I've been asked this question several times over the last month and while this now strikes me as completely normal, I always found it so strange that I had to pop in and see someone so they could ask me the question that desperately needed an answer yet wasn't urgent enough to require a phone call or email.
There's no limit to the type of questions that you might be asked. This month I've been asked if I'd be interested in my cv being put forward for consideration for one of those blink-and-you'll-miss-it opportunities (hmmmm, let's think about that) and whether I'd like to get my hands on a rather lucrative teaching contract (again, I need to stop for a coffee to really think about the pros and the pros of that one).

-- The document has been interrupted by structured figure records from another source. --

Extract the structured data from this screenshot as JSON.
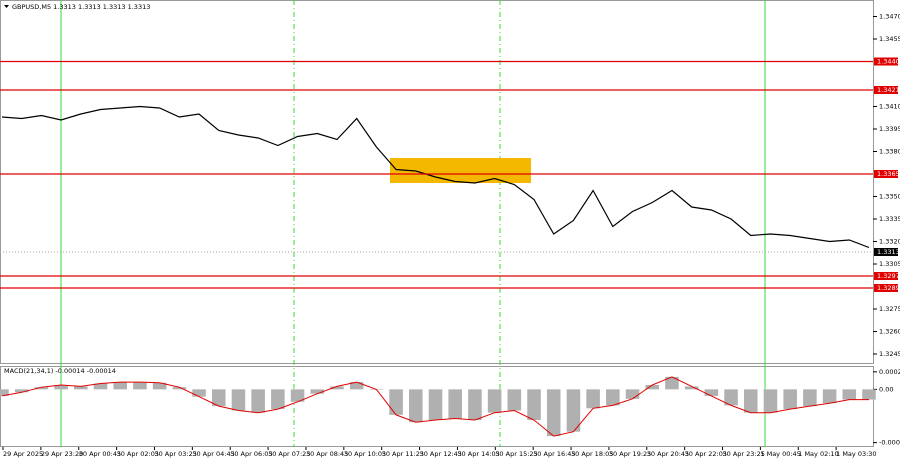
{
  "chart_data": [
    {
      "type": "line",
      "title": "GBPUSD,M5 1.3313 1.3313 1.3313 1.3313",
      "color": "#000000",
      "values": [
        1.3403,
        1.3402,
        1.3404,
        1.3401,
        1.3405,
        1.3408,
        1.3409,
        1.341,
        1.3409,
        1.3403,
        1.3405,
        1.3394,
        1.3391,
        1.3389,
        1.3384,
        1.339,
        1.3392,
        1.3388,
        1.3402,
        1.3383,
        1.3368,
        1.3367,
        1.3363,
        1.336,
        1.3359,
        1.3362,
        1.3358,
        1.3348,
        1.3325,
        1.3334,
        1.3354,
        1.333,
        1.334,
        1.3346,
        1.3354,
        1.3343,
        1.3341,
        1.3335,
        1.3324,
        1.3325,
        1.3324,
        1.3322,
        1.332,
        1.3321,
        1.3316
      ],
      "ylim": [
        1.3239,
        1.3481
      ],
      "yticks": [
        {
          "value": 1.347,
          "label": "1.3470"
        },
        {
          "value": 1.3455,
          "label": "1.3455"
        },
        {
          "value": 1.341,
          "label": "1.3410"
        },
        {
          "value": 1.3395,
          "label": "1.3395"
        },
        {
          "value": 1.338,
          "label": "1.3380"
        },
        {
          "value": 1.335,
          "label": "1.3350"
        },
        {
          "value": 1.3335,
          "label": "1.3335"
        },
        {
          "value": 1.332,
          "label": "1.3320"
        },
        {
          "value": 1.3305,
          "label": "1.3305"
        },
        {
          "value": 1.3275,
          "label": "1.3275"
        },
        {
          "value": 1.326,
          "label": "1.3260"
        },
        {
          "value": 1.3245,
          "label": "1.3245"
        }
      ],
      "levels": [
        {
          "value": 1.344,
          "label": "1.3440"
        },
        {
          "value": 1.3421,
          "label": "1.3421"
        },
        {
          "value": 1.3365,
          "label": "1.3365"
        },
        {
          "value": 1.3297,
          "label": "1.3297"
        },
        {
          "value": 1.3289,
          "label": "1.3289"
        }
      ],
      "level_color": "#e00000",
      "current": {
        "value": 1.3313,
        "label": "1.3313"
      },
      "x_labels": [
        "29 Apr 2025",
        "29 Apr 23:20",
        "30 Apr 00:45",
        "30 Apr 02:05",
        "30 Apr 03:25",
        "30 Apr 04:45",
        "30 Apr 06:05",
        "30 Apr 07:25",
        "30 Apr 08:45",
        "30 Apr 10:05",
        "30 Apr 11:25",
        "30 Apr 12:45",
        "30 Apr 14:05",
        "30 Apr 15:25",
        "30 Apr 16:45",
        "30 Apr 18:05",
        "30 Apr 19:25",
        "30 Apr 20:45",
        "30 Apr 22:05",
        "30 Apr 23:25",
        "1 May 00:45",
        "1 May 02:10",
        "1 May 03:30"
      ]
    },
    {
      "type": "bar",
      "title": "MACD(21,34,1) -0.00014 -0.00014",
      "color": "#b0b0b0",
      "line_color": "#e00000",
      "values": [
        -9e-05,
        -4e-05,
        3e-05,
        6e-05,
        4e-05,
        8e-05,
        0.0001,
        0.0001,
        9e-05,
        3e-05,
        -0.0001,
        -0.00023,
        -0.00029,
        -0.00032,
        -0.00027,
        -0.00017,
        -6e-05,
        4e-05,
        0.0001,
        0,
        -0.00035,
        -0.00045,
        -0.00042,
        -0.0004,
        -0.00042,
        -0.00032,
        -0.00029,
        -0.00042,
        -0.00064,
        -0.00058,
        -0.00026,
        -0.00022,
        -0.00013,
        6e-05,
        0.00017,
        4e-05,
        -9e-05,
        -0.00022,
        -0.00032,
        -0.00032,
        -0.00027,
        -0.00023,
        -0.00019,
        -0.00014,
        -0.00014
      ],
      "ylim": [
        -0.00079,
        0.00032
      ],
      "yticks": [
        0.00024,
        {
          "value": 0,
          "label": "0.00"
        },
        -0.00073
      ]
    }
  ]
}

It's in stark contrast to the way things are done in Britain. At the end of March, I wrote an article for The Times (I screamed silently - what about me?) about coming to terms with my brother's suicide and sibling survivors being the forgotten victims. I'm never really sure of effect my words have on others but I've been told it made quite a few people sob. The outcome of all that is that the Samaritans then asked me to speak at their annual conference in September though that's not confirmed.
Of course, that exchange took place over a couple of emails. Had we both been in Italy, it might have looked rather different:
Samaritans: "Hi, I'm from the Samaritans. We read your article and found it really moving. Do you think you could come to our offices?"
Me: Sure. (this causes lots of head sratching. How should I dress? Is it formal? Are we going for coffee? Am I about to get a job interview on the spot? Do they want my advice?)
On the day I imagine myself rolling up in a blend of smart-casual that nods to the 'yes, I always look this polished even when I'm running around doing errands' to be taken into the office for all of two minutes before being asked 'so, would you be up for speaking at the conference?'. You're always expected to give an answer on the spot before being uncerimoniously despatched seconds later.
These days I've come to the conclusion that Italians invite you into the office to ask you whether you'd like to accept the offer of a lifetime for no other reason than to see pure joy on your face. The more mega-Watt your smile, the happier they are.
So the first time an Italian tells you to pop by because they need to ask you a question, don't panic. Just start practising that acceptance speech.